Implementing remote diagnostics can require extending Internet access lines to new areas of the plant. WiFi could simplify the task, with suitable security measures.

Safety can also be a consideration, depending on the level of remote control supported by the system. One option is to not enable the technician to check any functions that require activating components that could pose a danger to plant personnel. The other solution is for the system to prompt an on-site operator to take the desired action so all safety procedures and tag out/lock out requirements can be followed.

All About the Brand

Branding is one option vendors may use to help build awareness of this capability, including examples such as Enovation Taskero, MAN Roland ProServ Virtual and Creo (Kodak) ServiceWire. The underpinnings, though, are likely to be provided by a third-party software company, a fact that Agfa, for one, freely acknowledges by referring to its system as Questra-based IntellSyst.

Questra Corp., in Redwood City, CA, and Axeda Systems, in Mansfield, MA, are two device management software companies that have a strong presence in the graphic arts market.

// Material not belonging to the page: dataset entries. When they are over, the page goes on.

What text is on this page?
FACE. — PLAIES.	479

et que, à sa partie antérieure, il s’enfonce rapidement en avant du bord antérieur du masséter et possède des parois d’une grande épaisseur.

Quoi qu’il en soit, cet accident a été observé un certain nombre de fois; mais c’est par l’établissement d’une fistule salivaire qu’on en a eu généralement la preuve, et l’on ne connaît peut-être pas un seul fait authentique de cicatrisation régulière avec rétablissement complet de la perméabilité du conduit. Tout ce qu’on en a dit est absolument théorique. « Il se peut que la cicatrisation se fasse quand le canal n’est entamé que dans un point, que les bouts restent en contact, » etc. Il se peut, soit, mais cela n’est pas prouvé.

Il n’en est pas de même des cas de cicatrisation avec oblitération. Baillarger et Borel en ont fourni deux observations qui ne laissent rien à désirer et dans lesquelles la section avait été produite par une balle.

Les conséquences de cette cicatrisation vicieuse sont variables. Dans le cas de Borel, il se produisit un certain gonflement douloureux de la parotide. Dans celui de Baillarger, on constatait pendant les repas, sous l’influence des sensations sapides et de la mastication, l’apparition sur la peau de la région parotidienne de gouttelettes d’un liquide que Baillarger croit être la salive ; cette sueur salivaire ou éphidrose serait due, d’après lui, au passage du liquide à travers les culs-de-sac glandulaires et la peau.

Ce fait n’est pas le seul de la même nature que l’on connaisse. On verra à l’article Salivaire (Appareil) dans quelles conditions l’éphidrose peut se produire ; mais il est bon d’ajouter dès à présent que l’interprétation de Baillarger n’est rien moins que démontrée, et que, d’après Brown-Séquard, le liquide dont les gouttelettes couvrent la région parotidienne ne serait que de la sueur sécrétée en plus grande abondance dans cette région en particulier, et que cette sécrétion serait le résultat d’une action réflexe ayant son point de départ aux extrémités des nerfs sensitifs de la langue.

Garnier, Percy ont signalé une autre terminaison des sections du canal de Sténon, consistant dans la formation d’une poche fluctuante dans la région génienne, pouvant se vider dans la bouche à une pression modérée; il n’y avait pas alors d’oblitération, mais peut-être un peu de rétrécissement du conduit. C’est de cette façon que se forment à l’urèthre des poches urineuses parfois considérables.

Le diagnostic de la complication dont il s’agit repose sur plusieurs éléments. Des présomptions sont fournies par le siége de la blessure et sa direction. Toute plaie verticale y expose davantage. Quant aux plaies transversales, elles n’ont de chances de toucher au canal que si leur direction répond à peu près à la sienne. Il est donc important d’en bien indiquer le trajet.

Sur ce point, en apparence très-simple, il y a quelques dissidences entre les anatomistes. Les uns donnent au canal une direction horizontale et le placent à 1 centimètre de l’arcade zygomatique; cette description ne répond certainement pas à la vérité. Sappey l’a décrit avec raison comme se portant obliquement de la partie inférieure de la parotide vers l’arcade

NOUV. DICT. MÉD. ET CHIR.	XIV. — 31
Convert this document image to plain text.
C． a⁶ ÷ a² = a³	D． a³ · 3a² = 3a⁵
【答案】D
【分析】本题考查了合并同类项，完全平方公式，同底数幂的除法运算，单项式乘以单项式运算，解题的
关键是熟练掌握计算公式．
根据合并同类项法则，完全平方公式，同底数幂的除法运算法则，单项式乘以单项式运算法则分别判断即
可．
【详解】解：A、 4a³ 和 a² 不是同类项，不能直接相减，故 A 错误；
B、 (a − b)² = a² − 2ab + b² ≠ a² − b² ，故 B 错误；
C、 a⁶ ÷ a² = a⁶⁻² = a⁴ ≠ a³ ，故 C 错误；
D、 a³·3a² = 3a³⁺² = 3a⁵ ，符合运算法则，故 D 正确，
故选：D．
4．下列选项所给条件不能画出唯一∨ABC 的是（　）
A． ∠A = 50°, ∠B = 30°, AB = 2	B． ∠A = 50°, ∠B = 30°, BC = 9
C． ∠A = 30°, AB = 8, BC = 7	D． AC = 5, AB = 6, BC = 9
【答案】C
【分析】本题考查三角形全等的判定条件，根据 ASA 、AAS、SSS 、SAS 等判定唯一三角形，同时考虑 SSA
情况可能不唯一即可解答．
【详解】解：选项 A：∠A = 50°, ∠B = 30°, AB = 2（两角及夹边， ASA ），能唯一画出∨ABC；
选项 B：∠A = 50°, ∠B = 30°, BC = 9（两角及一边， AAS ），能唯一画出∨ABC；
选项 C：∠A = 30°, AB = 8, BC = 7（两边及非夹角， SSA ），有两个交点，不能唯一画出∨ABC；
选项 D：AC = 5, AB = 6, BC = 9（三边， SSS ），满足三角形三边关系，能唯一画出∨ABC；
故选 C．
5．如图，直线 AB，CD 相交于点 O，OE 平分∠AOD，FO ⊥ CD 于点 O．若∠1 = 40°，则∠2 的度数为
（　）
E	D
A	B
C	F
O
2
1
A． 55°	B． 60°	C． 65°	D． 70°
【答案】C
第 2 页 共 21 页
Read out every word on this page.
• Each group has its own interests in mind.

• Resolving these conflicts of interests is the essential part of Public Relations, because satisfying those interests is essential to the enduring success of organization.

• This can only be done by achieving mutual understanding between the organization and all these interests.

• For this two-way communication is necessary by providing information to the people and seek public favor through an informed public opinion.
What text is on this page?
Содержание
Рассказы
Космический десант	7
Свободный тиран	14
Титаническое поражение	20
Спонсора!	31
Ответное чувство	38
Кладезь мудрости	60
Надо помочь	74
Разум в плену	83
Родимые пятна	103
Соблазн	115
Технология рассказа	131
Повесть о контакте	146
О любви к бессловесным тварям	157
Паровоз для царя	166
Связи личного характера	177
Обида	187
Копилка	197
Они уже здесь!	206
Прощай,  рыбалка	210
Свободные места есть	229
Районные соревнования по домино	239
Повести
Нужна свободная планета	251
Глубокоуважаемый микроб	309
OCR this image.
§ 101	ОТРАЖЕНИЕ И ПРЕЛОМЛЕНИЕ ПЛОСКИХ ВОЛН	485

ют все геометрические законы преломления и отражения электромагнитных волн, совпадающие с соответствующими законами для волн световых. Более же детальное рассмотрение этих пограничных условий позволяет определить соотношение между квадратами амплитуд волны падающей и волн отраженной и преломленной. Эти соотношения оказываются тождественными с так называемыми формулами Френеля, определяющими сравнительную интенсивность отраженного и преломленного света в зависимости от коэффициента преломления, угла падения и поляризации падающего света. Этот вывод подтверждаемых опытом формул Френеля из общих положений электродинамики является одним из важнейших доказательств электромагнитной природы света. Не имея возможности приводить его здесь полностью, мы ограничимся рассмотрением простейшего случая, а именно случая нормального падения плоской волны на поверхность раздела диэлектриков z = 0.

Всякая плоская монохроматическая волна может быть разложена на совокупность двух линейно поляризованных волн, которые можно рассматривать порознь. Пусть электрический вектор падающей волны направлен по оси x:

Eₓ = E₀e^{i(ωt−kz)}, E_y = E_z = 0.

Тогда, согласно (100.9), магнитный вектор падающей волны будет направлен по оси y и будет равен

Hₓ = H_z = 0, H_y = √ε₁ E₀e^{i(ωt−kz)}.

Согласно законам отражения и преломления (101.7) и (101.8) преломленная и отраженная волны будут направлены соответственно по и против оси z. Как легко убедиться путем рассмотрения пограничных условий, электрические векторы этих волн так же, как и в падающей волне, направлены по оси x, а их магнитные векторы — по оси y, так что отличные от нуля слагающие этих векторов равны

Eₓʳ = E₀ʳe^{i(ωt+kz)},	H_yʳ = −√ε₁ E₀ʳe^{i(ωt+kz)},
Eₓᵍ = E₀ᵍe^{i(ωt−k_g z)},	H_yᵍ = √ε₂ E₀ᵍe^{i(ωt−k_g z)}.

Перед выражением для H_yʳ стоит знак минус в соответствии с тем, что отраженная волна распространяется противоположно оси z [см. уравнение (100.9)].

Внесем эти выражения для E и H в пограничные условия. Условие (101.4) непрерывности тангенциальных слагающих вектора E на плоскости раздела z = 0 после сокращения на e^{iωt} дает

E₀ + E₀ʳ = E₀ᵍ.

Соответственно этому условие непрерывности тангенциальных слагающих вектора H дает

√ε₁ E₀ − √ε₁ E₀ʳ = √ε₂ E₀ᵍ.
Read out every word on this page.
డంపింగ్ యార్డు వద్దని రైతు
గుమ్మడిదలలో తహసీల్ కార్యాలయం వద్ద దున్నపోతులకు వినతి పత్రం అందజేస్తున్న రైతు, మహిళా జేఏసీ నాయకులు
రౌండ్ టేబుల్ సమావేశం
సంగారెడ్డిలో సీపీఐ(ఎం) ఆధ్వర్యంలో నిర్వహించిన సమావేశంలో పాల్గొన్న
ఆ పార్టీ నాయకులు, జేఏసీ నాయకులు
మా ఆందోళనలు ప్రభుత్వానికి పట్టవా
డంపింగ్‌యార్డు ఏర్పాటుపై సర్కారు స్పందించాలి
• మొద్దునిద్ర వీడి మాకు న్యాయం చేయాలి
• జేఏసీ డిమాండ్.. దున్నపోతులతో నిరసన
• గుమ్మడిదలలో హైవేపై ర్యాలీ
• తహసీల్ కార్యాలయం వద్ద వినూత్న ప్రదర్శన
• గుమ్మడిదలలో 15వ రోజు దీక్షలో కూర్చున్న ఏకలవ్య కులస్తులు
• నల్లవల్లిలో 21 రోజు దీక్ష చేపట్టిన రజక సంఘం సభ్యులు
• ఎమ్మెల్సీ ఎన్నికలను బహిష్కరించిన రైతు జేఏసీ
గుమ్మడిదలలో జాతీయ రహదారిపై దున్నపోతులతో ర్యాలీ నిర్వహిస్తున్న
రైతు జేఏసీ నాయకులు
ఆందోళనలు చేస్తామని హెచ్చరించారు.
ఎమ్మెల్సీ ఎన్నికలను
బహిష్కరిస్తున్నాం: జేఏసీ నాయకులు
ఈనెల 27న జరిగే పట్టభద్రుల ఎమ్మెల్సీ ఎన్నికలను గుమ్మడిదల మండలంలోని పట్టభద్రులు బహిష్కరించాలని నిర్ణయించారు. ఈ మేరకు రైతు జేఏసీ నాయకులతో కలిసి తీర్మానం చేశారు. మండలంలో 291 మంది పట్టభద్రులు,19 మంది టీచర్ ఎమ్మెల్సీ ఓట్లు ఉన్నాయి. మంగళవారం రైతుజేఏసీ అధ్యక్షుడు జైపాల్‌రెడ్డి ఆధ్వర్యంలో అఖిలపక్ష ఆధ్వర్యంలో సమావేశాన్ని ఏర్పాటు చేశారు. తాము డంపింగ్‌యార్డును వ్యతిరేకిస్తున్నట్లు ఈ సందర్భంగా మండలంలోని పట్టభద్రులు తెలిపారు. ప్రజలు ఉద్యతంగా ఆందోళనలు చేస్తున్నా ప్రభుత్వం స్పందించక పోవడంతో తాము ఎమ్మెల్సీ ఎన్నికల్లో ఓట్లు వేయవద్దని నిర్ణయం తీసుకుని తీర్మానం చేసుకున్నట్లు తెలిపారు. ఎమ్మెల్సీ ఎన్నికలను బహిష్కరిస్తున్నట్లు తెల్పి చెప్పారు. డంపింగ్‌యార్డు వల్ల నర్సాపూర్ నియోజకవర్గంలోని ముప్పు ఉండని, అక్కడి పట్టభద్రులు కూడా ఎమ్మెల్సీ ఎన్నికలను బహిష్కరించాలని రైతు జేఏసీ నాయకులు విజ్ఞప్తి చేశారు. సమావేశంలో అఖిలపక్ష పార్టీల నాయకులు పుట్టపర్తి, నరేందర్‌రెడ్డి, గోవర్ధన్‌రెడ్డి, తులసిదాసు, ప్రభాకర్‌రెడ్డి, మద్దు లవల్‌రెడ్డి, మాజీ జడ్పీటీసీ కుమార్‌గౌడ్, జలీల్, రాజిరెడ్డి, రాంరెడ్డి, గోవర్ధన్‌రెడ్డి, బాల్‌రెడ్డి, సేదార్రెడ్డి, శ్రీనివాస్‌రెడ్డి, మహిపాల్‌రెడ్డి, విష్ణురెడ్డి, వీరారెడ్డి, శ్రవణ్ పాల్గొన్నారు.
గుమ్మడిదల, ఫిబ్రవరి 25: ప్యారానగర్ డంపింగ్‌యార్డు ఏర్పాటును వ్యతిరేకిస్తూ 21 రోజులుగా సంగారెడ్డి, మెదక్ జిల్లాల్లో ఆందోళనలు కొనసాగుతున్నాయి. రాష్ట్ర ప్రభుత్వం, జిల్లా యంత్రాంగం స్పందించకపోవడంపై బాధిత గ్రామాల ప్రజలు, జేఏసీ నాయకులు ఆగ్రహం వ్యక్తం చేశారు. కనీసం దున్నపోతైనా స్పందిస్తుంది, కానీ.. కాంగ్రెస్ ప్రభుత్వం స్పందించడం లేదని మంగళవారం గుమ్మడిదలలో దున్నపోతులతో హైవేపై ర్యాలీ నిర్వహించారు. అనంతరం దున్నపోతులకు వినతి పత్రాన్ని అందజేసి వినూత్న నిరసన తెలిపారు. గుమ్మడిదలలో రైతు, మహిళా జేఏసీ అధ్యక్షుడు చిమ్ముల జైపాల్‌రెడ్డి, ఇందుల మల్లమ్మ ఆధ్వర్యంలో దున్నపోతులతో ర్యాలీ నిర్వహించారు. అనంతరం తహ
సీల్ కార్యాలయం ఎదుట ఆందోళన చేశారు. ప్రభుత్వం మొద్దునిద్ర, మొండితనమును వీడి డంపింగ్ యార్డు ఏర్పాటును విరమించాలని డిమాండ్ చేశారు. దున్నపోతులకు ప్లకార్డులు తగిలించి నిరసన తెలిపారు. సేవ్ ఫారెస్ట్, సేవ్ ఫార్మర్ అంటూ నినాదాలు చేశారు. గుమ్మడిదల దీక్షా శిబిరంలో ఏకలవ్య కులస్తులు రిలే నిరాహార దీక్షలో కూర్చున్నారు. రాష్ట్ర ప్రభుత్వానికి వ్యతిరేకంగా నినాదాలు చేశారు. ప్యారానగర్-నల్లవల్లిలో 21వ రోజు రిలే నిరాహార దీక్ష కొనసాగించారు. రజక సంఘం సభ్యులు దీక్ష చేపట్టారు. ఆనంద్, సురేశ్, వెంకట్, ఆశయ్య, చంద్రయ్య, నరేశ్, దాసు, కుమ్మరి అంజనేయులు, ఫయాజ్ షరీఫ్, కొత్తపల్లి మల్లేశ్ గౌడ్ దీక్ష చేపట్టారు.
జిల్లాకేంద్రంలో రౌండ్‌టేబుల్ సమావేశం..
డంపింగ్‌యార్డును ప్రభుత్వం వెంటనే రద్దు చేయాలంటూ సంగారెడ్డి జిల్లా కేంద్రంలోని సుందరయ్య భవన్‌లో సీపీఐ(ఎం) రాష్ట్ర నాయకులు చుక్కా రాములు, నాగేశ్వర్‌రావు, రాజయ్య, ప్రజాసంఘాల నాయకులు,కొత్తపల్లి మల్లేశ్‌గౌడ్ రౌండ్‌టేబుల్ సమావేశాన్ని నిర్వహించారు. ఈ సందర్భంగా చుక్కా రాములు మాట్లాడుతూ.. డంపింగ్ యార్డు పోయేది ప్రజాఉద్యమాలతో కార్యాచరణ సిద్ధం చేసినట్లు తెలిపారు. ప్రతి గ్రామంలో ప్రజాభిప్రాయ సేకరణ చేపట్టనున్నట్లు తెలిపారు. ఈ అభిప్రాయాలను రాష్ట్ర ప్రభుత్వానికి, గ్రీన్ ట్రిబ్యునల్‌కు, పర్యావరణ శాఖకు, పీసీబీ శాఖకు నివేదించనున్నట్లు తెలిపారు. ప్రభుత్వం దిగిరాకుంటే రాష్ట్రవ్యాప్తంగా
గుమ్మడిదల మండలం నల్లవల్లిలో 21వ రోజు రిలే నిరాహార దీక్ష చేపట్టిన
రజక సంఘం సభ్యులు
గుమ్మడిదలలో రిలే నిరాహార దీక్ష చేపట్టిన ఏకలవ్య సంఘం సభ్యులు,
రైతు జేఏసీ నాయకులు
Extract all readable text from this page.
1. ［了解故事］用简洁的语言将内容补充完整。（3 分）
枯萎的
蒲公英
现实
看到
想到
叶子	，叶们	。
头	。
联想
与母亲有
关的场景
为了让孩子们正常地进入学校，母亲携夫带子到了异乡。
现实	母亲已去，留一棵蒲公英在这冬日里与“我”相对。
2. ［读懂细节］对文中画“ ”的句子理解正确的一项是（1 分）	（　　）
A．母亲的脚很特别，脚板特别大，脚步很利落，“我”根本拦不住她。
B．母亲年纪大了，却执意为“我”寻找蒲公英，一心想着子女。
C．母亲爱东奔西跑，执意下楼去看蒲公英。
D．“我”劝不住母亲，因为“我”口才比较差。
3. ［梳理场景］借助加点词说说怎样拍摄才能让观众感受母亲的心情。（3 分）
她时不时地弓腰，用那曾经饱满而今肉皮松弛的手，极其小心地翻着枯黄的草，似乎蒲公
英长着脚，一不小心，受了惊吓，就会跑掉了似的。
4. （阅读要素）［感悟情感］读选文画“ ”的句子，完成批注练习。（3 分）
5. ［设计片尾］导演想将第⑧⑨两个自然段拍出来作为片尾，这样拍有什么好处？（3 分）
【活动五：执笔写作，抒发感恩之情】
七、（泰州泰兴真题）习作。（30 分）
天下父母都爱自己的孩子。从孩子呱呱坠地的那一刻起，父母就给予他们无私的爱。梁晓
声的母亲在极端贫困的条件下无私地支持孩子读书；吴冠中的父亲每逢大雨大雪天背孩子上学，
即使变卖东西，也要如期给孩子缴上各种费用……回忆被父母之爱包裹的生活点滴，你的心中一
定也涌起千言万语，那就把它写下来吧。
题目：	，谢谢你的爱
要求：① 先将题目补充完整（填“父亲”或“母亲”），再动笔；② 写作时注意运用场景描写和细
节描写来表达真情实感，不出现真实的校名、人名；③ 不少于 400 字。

They recently announced settling a patent dispute that had escalated into dueling patent infringement suits.

"We chose this technology (Questra) because it is used by leading manufacturers of medical and diagnostic equipment to provide remote service and monitoring at hospitals, clinics and laboratories all over the world," says Stan Zientarski, Agfa's vice president of North America Global Services. "The medical industry is highly regulated and extremely sensitive with regards to security and patient privacy, so we are confident that this technology can satisfy our customers' security requirements."

Heidelberg, which also works with Questra, has gone to the added step of having its Web-based Remote Service solution certified by an independent security auditor in Germany, reports Richard Mack, director, systemservice development. Its implementation requires that the customer initiate a remote service session and the on-site operator remains in control at all times, Mack says.

Axeda also has a background in the medical instruments segment, among others. It established a foothold in the graphic arts arena by working with vendors of digital printing systems, with Kodak Versamark and Xeikon being early adopters.